SIAARTI (Sociedade
Italiana de Anestesiologia, Analgesia, Reanimação e Cuidados Intensivos)
Recomendações
de Ética Clínica para Admissão e Interrupção de Cuidados Intensivos em
Condições Excecionais de Desequilíbrio entre as Necessidades e os Recursos
Disponíveis
Tradução espontânea sem fins lucrativos de Raccomandazionidi etica clinica per l’ammissione a trattamenti intensivi e per la loro sospensione, in condizioni eccezionali di squilibrio tra necessità e risorse disponibili –
versão 1, publicada em 06.03.2020. Ver original AQUI
Grupo
de trabalho: Marco Vergano, Guido Bertolini, Alberto Giannini, Giuseppe
Gristina, Sergio Livigni, Giovanni Mistraletti, Flavia Petrini
As previsões sobre a epidemia
de Coronavírus (Covid-19) atualmente em curso em algumas regiões italianas
estimam um aumento de casos de insuficiência respiratória aguda (que requerem
admissão em cuidados intensivos) de tal magnitude em muitos centros nas
próximas semanas que haverá um enorme desequilíbrio entre as necessidades
clínicas reais da população e a disponibilidade real de recursos de cuidados
intensivos.
É um cenário em que podem ser
exigidos critérios de acesso a cuidados intensivos (e de alta) que não são só estritamente
de adequação clínica e proporcionalidade dos cuidados, mas são também
inspirados por um critério tão partilhado quanto possível de justiça
distributiva e alocação apropriada de recursos de saúde limitados.

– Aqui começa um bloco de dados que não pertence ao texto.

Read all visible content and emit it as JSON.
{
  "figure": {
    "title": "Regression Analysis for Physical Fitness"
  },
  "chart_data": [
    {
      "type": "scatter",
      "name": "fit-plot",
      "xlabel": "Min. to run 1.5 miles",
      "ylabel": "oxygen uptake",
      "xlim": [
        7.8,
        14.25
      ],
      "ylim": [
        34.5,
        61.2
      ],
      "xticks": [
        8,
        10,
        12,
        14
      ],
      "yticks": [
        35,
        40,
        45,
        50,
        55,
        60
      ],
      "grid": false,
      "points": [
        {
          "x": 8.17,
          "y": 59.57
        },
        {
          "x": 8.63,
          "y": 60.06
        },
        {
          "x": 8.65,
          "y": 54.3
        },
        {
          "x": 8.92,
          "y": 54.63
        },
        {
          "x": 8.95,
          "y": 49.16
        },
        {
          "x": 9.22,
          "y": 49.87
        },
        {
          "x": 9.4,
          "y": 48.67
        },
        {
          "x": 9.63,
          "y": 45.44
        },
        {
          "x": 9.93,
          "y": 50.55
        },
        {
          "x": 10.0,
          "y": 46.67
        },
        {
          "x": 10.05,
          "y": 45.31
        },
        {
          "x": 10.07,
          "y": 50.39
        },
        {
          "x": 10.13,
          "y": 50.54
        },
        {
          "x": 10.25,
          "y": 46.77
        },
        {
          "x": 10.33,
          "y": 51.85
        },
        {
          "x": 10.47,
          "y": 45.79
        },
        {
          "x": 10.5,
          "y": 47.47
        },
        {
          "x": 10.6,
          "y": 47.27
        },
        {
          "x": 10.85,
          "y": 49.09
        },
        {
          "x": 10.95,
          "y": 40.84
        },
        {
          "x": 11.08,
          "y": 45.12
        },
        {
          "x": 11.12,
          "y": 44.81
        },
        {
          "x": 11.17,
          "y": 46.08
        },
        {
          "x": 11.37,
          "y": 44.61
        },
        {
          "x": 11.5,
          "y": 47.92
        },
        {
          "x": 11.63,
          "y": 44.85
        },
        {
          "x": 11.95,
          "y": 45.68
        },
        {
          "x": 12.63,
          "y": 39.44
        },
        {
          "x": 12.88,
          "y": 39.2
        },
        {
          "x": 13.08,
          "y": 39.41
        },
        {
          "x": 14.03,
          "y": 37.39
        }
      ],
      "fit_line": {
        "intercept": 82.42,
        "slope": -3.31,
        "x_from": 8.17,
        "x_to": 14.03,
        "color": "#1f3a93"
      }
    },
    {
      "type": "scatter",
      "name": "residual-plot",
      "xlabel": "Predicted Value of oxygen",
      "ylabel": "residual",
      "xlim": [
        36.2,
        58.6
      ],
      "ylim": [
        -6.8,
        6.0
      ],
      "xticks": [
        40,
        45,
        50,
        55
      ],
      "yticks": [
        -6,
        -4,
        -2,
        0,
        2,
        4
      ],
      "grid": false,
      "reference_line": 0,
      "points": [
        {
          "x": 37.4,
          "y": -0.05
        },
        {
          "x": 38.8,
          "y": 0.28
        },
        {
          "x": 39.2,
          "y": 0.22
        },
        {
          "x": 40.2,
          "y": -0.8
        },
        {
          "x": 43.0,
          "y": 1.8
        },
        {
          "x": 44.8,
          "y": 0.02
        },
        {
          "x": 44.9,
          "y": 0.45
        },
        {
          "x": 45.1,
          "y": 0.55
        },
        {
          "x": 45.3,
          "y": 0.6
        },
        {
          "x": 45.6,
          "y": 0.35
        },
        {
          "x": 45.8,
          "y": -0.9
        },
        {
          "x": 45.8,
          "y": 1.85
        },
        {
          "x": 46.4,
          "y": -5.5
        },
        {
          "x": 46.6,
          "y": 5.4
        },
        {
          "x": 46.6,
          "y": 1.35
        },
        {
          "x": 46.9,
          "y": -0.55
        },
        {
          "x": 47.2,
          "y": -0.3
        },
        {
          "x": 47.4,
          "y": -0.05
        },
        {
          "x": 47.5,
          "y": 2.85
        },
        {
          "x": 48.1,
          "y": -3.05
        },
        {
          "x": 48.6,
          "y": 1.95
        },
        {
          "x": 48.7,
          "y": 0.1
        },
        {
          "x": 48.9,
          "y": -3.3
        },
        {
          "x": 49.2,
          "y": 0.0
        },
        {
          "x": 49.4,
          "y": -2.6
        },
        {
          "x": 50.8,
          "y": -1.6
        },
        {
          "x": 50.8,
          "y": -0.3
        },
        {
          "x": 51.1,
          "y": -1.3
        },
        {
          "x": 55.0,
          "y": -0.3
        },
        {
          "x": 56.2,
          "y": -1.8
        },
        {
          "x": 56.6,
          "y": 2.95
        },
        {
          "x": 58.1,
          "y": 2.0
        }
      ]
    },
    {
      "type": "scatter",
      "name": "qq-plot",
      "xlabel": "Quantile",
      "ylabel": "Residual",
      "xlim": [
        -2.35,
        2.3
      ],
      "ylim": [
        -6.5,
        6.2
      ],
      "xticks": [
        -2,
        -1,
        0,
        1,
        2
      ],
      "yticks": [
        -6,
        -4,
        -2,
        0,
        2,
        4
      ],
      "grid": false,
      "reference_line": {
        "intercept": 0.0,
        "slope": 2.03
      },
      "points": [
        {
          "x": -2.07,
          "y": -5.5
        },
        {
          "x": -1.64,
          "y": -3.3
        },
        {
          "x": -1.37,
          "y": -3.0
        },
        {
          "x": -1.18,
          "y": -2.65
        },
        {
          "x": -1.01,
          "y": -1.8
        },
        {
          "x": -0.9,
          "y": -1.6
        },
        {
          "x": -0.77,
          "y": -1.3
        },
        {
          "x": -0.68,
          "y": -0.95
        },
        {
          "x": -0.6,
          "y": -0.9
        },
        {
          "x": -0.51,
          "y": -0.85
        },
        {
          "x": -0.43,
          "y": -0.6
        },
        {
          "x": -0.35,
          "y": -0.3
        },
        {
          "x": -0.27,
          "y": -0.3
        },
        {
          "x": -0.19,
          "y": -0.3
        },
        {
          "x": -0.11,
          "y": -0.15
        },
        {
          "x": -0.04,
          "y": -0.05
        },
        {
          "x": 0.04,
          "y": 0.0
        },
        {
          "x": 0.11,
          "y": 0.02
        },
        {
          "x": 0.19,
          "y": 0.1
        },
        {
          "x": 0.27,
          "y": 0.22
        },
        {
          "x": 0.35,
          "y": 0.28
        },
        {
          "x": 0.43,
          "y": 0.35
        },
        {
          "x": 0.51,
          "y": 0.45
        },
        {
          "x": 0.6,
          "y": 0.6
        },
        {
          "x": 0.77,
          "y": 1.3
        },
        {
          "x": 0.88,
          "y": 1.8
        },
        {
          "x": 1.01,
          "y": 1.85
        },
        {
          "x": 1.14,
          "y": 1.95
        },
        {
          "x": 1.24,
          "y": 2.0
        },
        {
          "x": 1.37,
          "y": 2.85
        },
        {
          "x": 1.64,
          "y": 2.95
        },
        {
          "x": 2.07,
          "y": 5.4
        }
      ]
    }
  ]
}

Tal cenário é essencialmente
comparável ao da “medicina de catástrofes”, para o qual a reflexão ética
desenvolveu ao longo do tempo muitas indicações concretas para médicos e
enfermeiros empenhados em escolhas difíceis.
Como uma extensão do princípio
da proporcionalidade dos cuidados, a alocação num contexto de grave carência (escassez)
de recursos de cuidados de saúde deve ter como objetivo garantir um tratamento
intensivo aos doentes com maiores hipóteses de sucesso terapêutico: trata-se,
portanto, de dar prioridade à “maior esperança de vida”.
A necessidade de cuidados
intensivos deve portanto ser integrada com outros elementos de “idoneidade
clínica” para os cuidados intensivos, incluindo: o tipo e gravidade da doença,
a presença de comorbilidades, a deterioração de outros órgãos e sistemas e a
sua reversibilidade.
Isto implica não ter
necessariamente de seguir um critério de “primeiro a chegar, primeiro a ser
servido” para o acesso a cuidados intensivos.
É compreensível que os
prestadores de cuidados, devido à sua cultura e formação, não estejam
habituados a raciocinar com critérios de triagem de máxima emergência, uma vez
que a situação atual tem caraterísticas excecionais.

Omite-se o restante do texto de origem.